A bola da vez é a criação de algum fundo público de financiamento de campanhas, decorrência da criminalização da política, por um lado, e de uma decisão do Supremo, por outro, que vedou a possibilidade de doação por empresas a partir de 2016.

Um dos resultados palpáveis desse modelo pôde ser visto nos pleitos do ano passado, em que candidaturas ricas tiveram bem mais desenvoltura, e muito menos dificuldade, para seduzir o eleitorado. Houvesse regra disciplinando seriamente o financiamento por empresas não se estaria agora avançando sobre o orçamento público.

Se não houver surpresas nas próximas horas, é praticamente certo que a propalada reforma política mais uma vez frustrará o eleitor. Mais uma vez, colaborará para manter representantes alheados de representados. Falta tanto ousadia quanto mudanças reais na direção de fortalecer a nossa democracia, encontrando formas de os cidadãos se religarem à política.

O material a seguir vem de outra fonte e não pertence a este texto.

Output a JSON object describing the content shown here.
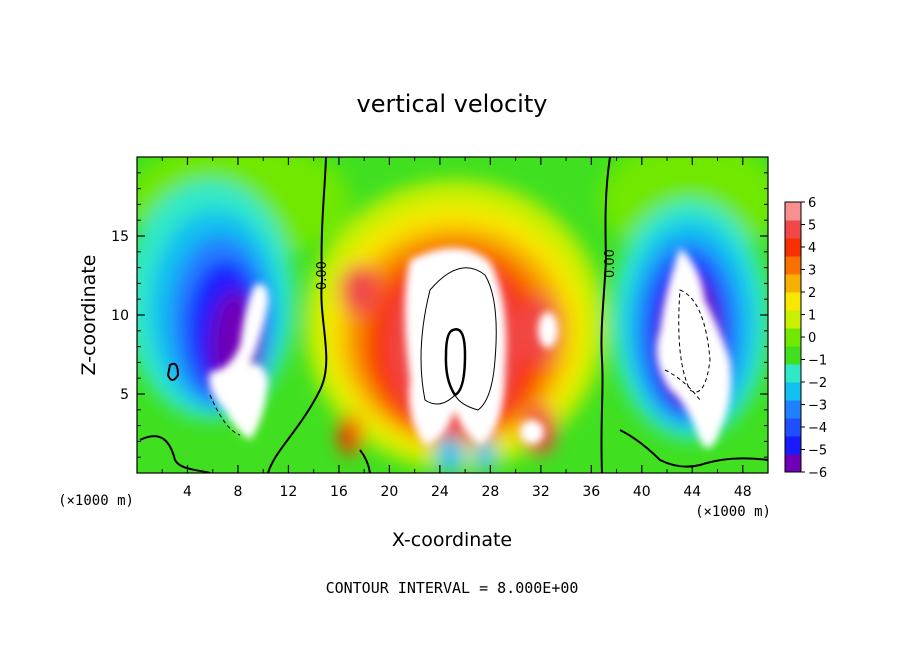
{
  "chart_data": {
    "type": "heatmap",
    "title": "vertical velocity",
    "xlabel": "X-coordinate",
    "ylabel": "Z-coordinate",
    "x_unit": "(×1000 m)",
    "z_unit": "(×1000 m)",
    "footer": "CONTOUR INTERVAL = 8.000E+00",
    "xlim": [
      0,
      50
    ],
    "zlim": [
      0,
      20
    ],
    "x_ticks": [
      "4",
      "8",
      "12",
      "16",
      "20",
      "24",
      "28",
      "32",
      "36",
      "40",
      "44",
      "48"
    ],
    "z_ticks": [
      "5",
      "10",
      "15"
    ],
    "colorbar": {
      "min": -6,
      "max": 6,
      "ticks": [
        "6",
        "5",
        "4",
        "3",
        "2",
        "1",
        "0",
        "−1",
        "−2",
        "−3",
        "−4",
        "−5",
        "−6"
      ],
      "colors": [
        "#6f00b8",
        "#1a1aff",
        "#1f4fff",
        "#2080ff",
        "#10c0f0",
        "#30e8c8",
        "#40e020",
        "#70e800",
        "#c8f000",
        "#f8e800",
        "#f8b000",
        "#f87000",
        "#f83000",
        "#f04848",
        "#f89090"
      ]
    },
    "contour_labels": [
      "0.00",
      "0.00"
    ],
    "contour_interval": 8.0,
    "features": [
      {
        "type": "downdraft",
        "x_center": 9,
        "z_center": 9,
        "value": "< -6"
      },
      {
        "type": "updraft",
        "x_center": 25,
        "z_center": 8,
        "value": "> 6"
      },
      {
        "type": "downdraft",
        "x_center": 44,
        "z_center": 9,
        "value": "< -6"
      }
    ]
  }
}
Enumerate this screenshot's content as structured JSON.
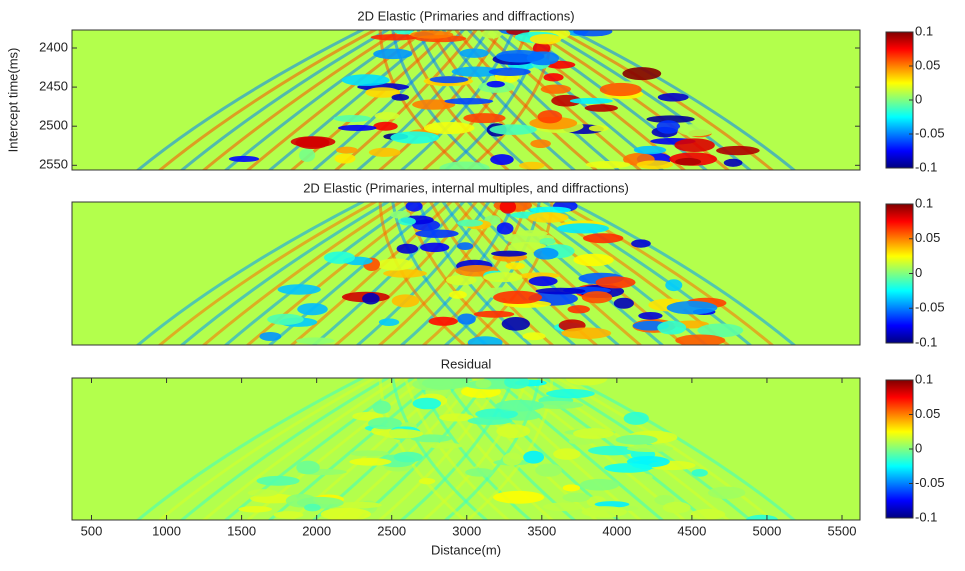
{
  "chart_data": [
    {
      "type": "heatmap",
      "title": "2D Elastic (Primaries and diffractions)",
      "y_label": "Intercept time(ms)",
      "ylim": [
        2377,
        2556
      ],
      "yticks": [
        2400,
        2450,
        2500,
        2550
      ],
      "y_inverted": true,
      "clim": [
        -0.1,
        0.1
      ],
      "cticks": [
        0.1,
        0.05,
        0,
        -0.05,
        -0.1
      ],
      "colormap": "jet"
    },
    {
      "type": "heatmap",
      "title": "2D Elastic (Primaries, internal multiples, and diffractions)",
      "clim": [
        -0.1,
        0.1
      ],
      "cticks": [
        0.1,
        0.05,
        0,
        -0.05,
        -0.1
      ],
      "colormap": "jet"
    },
    {
      "type": "heatmap",
      "title": "Residual",
      "x_label": "Distance(m)",
      "xlim": [
        370,
        5620
      ],
      "xticks": [
        500,
        1000,
        1500,
        2000,
        2500,
        3000,
        3500,
        4000,
        4500,
        5000,
        5500
      ],
      "clim": [
        -0.1,
        0.1
      ],
      "cticks": [
        0.1,
        0.05,
        0,
        -0.05,
        -0.1
      ],
      "colormap": "jet"
    }
  ]
}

Há todo um mundo novo que redefiniu a forma de interação das pessoas, à margem das instituições, como partidos e sindicatos. A intermediação na manifestação de demandas e opiniões deixou de ser necessária e a sociedade se desinteressou de sua representação: cada um agora prefere tratar de si, temperado com alguma tentativa de coesão identitária.

Quem vive e faz a política deveria não apenas agir reativamente a isso, como acontece hoje com representantes acuados por redes sociais muitas vezes insalubres. Devia mesmo era atuar para orientar o fluxo, aproveitar as oportunidades nascidas da tecnologia, melhorar o sistema e promover mudanças reais, antes que seja tarde e a política valha quase nada na cabeça do cidadão.